私たちの世界をひとつの形として調べ尽くすように、私の中にひとつの形が生まれ来ては、また去って行く。私はゆっくりと世界を覆う壁を崩そうと試みる。世界には私を非難する声が聞こえてくる。その声に私は答えようとしない。静かな夜がやってくる。とても静かな夜だ。私は君に似ている。私は君のなかにある芸術性をとことんまで追求しようとする。隣で、人々が話している。コーヒー一杯で一時間半に達しようとする客である私。。
旋律がながれる。私の中の奇妙な一説が私の中の巨大な機構と合致する。いいだろう?もういいだろう?と何度かの悲しみを乗り越えた人々。いつまでも居座る井戸端会議の人々。なにを考えているのか?そして、同じくらい一人でこの喫茶店にとどまる私はなにを考えているのか?ついに帽子を脱いだ。帽子をかぶっていた若い男がついに帽子を脱いでいる。室内は帽子をぬぐというドグマに伝わっている。私たちの物語が密やかに進行している。どこかでどこかのための終わりを静かに伝えようとしている。なにを求めているのか?何を伝えようとしているのか?私は世界へと何を伝えようとしているのか?わからない。わからないぞ。何もわからないのだ。
私は外に出て、外の目的に合わせて、生きている。だれよりも世界をせせら笑っているピエロのようだ。私は静かに生きていくことを望む。だが、その中には、何の脈絡もない。私はそこにある静かな一片をととのえ続けていく。わかっている。世界には世界の成り立ちがある。だが、その中で己を通そうという一人の男がいる。私だ。私だ。私だ。私の中で巨大な機構がガチリと音をたてて、動き始めている。人間賛歌は自分への賛歌。私への賛歌は人間への賛歌。嬉しい。私は今人から肯定されて嬉しく感じている。何も世界の中にあることはない。
静かな世界が私から私へと伝わっていく。どこかに行ってしまったのか?私よ。私よ。どこかへ行ってしまったのか?聞こえてますか?私の声が?私の言葉が?私の物語が?何も伝わることのない世界の中で、大きな渦に似た終わりとはじまりが私たちの中からひっそりと導きだされていく。あるいは、そのためにひとつの現実と妄想が区別なく生き急いでいるのかもしれない。何事も世界へと通じる道がある。

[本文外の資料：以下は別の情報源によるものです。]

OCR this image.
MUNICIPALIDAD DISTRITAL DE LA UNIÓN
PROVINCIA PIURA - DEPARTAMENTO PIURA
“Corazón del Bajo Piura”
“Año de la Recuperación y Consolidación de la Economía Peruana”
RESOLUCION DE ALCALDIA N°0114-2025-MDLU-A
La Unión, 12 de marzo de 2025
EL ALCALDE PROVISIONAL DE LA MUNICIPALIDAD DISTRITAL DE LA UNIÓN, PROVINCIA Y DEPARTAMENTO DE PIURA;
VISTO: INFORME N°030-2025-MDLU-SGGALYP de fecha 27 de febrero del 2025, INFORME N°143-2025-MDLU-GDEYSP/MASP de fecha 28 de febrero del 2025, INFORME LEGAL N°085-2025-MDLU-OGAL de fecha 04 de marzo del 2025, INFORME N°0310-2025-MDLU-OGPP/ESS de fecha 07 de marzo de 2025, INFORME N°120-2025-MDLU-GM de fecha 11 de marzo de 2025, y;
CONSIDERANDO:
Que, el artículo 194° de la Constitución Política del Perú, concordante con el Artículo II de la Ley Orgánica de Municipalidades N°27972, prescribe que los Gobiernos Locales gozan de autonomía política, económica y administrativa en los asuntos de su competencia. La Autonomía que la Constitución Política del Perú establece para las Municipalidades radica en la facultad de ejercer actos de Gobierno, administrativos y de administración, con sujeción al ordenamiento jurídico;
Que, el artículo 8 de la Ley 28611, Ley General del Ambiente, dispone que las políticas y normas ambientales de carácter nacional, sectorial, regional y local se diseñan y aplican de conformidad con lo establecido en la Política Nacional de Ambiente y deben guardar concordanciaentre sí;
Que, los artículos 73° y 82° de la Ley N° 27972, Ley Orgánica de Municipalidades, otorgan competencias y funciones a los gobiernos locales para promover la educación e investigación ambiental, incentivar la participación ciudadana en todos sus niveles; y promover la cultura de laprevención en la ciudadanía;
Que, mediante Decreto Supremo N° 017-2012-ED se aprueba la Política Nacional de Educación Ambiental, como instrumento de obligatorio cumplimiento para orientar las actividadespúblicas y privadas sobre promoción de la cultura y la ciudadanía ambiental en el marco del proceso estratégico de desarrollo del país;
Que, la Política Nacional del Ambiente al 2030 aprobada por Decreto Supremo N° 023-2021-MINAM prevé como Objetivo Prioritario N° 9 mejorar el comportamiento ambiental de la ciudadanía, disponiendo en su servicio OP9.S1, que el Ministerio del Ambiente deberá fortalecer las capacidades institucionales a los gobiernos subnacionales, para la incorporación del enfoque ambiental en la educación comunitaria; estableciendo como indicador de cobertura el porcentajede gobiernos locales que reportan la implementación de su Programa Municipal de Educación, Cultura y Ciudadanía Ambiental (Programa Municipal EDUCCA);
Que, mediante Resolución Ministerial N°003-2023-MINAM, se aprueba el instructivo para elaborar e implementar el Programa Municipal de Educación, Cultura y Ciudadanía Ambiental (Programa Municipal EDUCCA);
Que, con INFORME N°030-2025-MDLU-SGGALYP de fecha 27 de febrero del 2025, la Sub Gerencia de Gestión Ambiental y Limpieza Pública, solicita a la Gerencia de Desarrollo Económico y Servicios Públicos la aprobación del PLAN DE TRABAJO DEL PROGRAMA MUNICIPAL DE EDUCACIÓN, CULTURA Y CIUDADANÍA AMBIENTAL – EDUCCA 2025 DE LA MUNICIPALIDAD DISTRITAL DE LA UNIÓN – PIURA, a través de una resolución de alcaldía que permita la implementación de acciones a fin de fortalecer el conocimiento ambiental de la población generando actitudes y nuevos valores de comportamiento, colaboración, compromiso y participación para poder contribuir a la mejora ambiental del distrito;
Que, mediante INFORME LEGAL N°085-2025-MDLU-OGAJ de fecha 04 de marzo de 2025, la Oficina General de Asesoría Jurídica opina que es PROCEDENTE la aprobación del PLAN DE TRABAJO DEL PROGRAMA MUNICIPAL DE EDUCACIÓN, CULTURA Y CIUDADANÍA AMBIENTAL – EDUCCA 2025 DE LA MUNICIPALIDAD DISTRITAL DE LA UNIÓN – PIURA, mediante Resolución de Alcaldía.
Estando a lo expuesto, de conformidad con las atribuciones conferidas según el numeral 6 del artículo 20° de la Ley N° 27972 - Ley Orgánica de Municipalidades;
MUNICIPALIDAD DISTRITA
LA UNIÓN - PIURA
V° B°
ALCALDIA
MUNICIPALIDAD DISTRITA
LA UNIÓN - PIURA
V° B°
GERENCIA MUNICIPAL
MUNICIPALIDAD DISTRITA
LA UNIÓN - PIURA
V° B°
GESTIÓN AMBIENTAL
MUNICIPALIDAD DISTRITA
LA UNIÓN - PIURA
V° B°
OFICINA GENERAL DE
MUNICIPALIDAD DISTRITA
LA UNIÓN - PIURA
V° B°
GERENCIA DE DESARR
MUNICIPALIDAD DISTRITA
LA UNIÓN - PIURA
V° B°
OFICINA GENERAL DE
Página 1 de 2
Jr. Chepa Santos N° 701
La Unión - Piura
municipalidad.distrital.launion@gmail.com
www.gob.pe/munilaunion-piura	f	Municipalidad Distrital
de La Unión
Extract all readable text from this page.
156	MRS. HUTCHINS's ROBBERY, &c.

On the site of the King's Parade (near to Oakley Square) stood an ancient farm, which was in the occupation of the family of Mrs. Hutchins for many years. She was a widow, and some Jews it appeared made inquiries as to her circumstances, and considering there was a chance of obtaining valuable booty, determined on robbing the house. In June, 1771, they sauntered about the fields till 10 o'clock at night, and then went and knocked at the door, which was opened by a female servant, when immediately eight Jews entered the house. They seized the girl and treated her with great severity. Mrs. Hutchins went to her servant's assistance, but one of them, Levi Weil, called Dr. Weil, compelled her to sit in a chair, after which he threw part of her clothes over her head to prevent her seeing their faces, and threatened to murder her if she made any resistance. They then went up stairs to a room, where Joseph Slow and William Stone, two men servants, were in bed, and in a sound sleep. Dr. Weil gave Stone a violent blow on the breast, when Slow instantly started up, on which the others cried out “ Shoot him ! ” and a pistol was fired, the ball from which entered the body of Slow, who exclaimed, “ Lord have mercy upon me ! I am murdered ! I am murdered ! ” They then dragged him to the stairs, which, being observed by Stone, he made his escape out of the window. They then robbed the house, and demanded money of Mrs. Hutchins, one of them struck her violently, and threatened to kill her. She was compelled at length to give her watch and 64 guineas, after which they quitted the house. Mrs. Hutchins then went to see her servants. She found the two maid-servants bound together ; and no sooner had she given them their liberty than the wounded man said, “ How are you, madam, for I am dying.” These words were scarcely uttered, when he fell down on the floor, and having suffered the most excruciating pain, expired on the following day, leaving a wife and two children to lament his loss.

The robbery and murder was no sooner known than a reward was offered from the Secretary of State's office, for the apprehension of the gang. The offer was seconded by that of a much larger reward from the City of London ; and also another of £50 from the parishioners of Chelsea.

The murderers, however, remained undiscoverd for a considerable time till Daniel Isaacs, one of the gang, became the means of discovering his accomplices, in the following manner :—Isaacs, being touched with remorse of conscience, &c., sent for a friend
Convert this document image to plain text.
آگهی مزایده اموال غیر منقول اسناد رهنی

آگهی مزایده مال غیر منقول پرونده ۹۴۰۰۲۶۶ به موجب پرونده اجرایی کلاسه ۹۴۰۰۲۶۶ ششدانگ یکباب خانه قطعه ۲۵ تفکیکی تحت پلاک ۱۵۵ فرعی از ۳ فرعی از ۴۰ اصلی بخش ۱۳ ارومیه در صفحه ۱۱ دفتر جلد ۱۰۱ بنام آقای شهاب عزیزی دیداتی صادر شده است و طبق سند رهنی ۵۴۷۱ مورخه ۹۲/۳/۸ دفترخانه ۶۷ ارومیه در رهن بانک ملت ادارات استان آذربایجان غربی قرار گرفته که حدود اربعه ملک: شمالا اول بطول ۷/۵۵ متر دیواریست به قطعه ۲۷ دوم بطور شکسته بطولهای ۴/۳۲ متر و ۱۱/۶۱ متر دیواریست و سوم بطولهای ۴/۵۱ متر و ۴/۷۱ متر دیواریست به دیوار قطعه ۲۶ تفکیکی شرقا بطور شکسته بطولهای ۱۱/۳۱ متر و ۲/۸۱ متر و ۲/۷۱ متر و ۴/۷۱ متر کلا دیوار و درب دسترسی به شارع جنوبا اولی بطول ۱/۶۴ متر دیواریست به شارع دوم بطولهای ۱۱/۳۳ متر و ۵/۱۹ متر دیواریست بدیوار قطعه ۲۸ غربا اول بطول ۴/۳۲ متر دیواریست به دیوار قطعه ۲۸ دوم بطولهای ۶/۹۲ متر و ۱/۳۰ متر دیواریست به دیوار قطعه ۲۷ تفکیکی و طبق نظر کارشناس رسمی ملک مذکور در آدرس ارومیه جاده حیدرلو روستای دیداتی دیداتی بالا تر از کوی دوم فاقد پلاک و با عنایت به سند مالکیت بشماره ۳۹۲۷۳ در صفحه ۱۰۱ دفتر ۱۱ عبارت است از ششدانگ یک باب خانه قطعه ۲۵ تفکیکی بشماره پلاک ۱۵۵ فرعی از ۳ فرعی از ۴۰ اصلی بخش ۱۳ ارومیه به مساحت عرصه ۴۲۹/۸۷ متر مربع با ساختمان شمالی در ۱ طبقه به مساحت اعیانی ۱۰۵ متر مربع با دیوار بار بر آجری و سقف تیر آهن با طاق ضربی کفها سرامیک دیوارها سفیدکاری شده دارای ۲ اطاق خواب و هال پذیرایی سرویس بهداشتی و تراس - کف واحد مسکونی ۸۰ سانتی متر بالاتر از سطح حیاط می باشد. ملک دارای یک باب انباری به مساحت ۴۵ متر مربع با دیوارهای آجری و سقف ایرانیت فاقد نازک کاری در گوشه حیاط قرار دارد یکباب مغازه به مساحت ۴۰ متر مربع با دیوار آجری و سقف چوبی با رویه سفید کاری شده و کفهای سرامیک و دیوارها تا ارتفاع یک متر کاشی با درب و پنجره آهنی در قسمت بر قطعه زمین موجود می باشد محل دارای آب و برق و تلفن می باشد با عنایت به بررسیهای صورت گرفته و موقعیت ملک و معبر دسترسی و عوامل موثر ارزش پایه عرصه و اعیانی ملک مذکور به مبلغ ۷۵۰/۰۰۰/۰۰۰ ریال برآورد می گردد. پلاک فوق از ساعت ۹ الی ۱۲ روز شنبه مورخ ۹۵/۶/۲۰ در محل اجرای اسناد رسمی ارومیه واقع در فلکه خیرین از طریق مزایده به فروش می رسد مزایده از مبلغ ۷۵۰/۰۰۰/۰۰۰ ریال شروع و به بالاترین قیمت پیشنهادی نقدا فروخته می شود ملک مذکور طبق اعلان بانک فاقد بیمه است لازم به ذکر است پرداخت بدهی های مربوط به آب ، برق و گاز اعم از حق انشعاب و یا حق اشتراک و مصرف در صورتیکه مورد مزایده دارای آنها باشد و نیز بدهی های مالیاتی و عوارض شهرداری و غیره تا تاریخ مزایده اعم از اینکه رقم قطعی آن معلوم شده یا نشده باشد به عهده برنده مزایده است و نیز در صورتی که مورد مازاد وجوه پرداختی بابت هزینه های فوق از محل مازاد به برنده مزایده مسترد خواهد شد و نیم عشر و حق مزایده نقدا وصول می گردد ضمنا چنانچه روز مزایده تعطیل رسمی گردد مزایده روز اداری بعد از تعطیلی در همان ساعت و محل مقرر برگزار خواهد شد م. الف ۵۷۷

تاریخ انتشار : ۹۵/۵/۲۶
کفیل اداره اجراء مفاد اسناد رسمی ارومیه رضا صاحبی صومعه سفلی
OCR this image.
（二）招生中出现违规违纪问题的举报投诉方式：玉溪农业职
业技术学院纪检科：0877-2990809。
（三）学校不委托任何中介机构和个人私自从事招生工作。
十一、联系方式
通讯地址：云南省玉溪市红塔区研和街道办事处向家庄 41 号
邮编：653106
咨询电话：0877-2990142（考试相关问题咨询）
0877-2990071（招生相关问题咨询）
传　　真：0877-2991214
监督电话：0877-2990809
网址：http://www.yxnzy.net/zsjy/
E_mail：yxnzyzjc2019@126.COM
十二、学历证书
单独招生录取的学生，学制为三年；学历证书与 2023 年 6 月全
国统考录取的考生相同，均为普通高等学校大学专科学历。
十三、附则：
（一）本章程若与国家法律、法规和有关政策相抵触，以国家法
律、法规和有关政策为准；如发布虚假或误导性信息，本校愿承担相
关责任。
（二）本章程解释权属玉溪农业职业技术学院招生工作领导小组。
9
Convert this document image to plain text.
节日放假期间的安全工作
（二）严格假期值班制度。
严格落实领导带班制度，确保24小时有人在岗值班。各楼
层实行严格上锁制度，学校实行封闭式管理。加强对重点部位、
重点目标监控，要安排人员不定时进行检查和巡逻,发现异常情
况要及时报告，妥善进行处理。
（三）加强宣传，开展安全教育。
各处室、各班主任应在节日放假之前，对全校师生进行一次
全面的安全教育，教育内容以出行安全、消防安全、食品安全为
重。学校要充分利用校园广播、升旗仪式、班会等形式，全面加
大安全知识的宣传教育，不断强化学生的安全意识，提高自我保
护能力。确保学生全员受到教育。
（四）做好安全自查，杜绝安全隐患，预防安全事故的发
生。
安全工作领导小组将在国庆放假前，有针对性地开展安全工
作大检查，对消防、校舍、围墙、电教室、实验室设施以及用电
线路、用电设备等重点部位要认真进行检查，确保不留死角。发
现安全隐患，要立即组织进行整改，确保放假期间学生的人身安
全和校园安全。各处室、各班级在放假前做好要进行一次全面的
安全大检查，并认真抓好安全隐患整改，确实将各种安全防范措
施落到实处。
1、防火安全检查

そのためのひとつの形がある。私はこのマスクを50円分使っただろうか?そんな気がする。さすがに、もうそのくらいは使っただろう。
もういいんんだよ、と私は私に語りかける。右手の動きが悪いのは一種の癖なのだろうと思う。私は私への語りかけを一つの世界のひらめきとして、いつまでも、言葉にしていくだろう。私より前に来て、私より後に帰るというのか?あの二人の老人は?誰かが告げる音がする。誰かが告げない音もある。どこかへ行ってしまった世界の中で、一欠片の星が私を包んでいく。どこまでも、どこまでも静かな終わりの中で、巨大な機構が音を立てて、消えていく。誰かがしっているのだろう。誰かが読んでいるのだろう。その世界そのものを通りがかる人々へのひとつの物語となすのだ。私たちの時間を返してくれ。私たちの物語を返してくれ、と叫ぶひとりの男がいる。それが、私だ。
その男こそ、私だ。雄々しくあれ、と女々しい私が言う。そのような死語を復活させようというのか?無駄なことだ。圧倒的に無駄なことだと私は感じる。トイレへの道に座る男がいたとして、その男はだれよりも変態的であると断じることができるだろうか?何故に世界はここにある。何故に世界は静まりかえる。私の中の世界がとどろくように静かに狭まっていく。
この世界よ、あるようにあれ!この世界よ、忍び寄る影のようにあれ!私は募る。人々の悲しみを募り続ける。祈れ!人々の影よ。祈れ、人々の渦のなかで、、、、、、。